No ALA product is licensed by the MHRA as a medicinal treatment in the UK. Intravenous ALA (thioctic acid) is nationally authorised in some EU member states for symptomatic diabetic peripheral neuropathy, but this does not represent a central EMA authorisation, and it does not extend to oral supplementation for glycaemic control. Patients should be made aware that food supplement labelling is not subject to the same rigorous standards as licensed medicines, and claims made on product packaging may not reflect the strength of clinical evidence.
Healthcare professionals should adopt a non-judgemental approach when patients raise questions about ALA and HbA1c, providing balanced information about the current evidence, potential benefits, and safety considerations.

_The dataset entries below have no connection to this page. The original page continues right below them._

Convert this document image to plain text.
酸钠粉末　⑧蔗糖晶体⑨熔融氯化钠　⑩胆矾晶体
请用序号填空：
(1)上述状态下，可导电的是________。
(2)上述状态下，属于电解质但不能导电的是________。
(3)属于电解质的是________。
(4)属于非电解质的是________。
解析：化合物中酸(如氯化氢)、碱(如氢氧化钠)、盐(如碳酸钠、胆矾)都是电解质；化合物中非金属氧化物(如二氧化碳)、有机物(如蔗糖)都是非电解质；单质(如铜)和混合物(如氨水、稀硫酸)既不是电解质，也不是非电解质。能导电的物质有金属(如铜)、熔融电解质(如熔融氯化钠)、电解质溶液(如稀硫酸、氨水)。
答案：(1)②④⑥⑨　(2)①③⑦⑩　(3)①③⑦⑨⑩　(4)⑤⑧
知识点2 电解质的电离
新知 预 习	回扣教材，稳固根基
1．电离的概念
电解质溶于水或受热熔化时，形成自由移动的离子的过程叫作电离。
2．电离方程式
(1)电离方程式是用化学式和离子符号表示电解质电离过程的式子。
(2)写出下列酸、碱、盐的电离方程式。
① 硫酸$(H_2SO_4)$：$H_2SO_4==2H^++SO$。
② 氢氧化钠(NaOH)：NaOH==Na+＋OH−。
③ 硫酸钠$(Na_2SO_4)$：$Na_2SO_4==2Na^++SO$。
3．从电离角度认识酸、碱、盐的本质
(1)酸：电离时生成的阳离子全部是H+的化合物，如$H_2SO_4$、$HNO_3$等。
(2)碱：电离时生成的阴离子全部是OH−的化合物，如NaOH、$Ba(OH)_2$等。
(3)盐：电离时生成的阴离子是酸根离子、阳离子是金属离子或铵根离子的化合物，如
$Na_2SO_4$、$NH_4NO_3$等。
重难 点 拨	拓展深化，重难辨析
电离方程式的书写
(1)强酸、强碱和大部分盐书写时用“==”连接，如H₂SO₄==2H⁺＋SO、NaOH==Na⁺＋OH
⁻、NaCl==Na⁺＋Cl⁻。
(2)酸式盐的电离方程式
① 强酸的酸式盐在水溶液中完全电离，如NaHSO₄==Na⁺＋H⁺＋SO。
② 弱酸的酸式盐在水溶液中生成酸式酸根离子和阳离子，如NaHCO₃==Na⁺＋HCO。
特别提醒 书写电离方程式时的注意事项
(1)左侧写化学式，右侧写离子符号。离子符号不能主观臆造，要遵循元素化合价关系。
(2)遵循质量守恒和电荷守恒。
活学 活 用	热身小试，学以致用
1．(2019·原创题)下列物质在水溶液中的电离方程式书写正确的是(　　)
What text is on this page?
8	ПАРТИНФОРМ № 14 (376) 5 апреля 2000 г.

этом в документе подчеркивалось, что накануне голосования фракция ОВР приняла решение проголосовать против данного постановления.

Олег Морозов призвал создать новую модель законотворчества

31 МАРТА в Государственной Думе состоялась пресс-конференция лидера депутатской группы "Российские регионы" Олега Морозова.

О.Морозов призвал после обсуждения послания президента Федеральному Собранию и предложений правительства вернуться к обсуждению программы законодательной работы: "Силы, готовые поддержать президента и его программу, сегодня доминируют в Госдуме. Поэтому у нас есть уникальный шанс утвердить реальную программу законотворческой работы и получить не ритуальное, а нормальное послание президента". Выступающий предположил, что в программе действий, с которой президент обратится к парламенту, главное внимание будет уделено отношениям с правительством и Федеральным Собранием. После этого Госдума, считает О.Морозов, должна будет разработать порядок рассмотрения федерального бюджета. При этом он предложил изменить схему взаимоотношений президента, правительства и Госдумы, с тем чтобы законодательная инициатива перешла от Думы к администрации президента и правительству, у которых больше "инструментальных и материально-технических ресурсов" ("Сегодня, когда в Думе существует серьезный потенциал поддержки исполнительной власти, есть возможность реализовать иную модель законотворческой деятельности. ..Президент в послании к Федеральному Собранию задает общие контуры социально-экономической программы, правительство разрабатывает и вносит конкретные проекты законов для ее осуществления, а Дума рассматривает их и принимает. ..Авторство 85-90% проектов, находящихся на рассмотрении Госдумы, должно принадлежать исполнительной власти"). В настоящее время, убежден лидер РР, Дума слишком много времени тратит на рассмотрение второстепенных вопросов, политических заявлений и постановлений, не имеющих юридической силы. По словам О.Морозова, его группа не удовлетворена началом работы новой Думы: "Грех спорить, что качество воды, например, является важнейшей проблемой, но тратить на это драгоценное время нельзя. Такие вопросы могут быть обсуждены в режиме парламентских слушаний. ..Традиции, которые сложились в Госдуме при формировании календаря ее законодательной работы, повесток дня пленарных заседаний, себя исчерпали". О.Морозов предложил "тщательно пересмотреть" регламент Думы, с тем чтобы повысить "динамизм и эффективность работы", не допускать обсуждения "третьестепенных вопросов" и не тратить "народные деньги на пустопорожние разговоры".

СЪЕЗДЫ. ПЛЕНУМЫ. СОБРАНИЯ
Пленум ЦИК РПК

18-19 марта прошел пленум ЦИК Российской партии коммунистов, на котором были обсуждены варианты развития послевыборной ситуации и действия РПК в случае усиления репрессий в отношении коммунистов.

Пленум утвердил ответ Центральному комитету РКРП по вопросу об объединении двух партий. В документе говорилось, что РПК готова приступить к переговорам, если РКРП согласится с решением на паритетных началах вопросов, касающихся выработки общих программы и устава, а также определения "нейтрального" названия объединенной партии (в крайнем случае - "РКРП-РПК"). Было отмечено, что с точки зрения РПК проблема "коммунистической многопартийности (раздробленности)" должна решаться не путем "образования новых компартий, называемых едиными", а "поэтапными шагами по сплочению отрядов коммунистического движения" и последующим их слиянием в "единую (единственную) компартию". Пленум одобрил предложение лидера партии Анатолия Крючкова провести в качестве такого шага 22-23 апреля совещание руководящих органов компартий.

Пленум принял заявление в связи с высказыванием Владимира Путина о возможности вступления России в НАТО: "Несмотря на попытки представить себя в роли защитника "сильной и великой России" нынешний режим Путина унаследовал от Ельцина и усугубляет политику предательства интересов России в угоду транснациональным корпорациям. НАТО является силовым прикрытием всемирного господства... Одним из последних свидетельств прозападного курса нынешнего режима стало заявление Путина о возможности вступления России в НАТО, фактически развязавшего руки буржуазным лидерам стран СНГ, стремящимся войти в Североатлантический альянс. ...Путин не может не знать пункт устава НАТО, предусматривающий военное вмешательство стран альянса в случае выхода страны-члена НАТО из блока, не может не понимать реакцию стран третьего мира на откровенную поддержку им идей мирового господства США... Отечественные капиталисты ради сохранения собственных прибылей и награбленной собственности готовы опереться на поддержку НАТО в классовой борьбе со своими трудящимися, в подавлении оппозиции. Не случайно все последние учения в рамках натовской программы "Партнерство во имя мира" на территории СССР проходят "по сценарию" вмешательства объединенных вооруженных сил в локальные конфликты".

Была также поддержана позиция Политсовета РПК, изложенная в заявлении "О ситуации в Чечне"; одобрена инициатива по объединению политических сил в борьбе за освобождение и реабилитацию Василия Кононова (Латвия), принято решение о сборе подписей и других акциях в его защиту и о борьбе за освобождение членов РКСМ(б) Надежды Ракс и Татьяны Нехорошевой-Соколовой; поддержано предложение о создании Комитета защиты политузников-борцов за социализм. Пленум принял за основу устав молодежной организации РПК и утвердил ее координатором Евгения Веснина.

Patients should be encouraged to raise supplement use at every diabetes review, to prioritise NICE-recommended interventions as the foundation of their diabetes management plan, and to report any suspected adverse reactions via the MHRA Yellow Card Scheme at yellowcard.mhra.gov.uk.
Frequently Asked Questions
Can alpha lipoic acid lower HbA1c in people with type 2 diabetes?
Some clinical trials have reported modest reductions in HbA1c with alpha lipoic acid supplementation, but findings are inconsistent and effect sizes are generally small. NICE and the NHS do not currently recommend ALA for improving glycaemic control in type 2 diabetes.
Is alpha lipoic acid safe to take alongside diabetes medications?
ALA may increase the risk of hypoglycaemia when taken with sulphonylureas or insulin. Patients should consult their GP or diabetes care team before starting ALA and should not adjust prescribed medications without medical supervision.
Is alpha lipoic acid licensed as a medicine in the UK?
No ALA product currently holds MHRA marketing authorisation in the UK; it is sold as a food supplement and is not regulated to the same standard as licensed medicines. Product quality, dose accuracy, and bioavailability can therefore vary significantly between brands.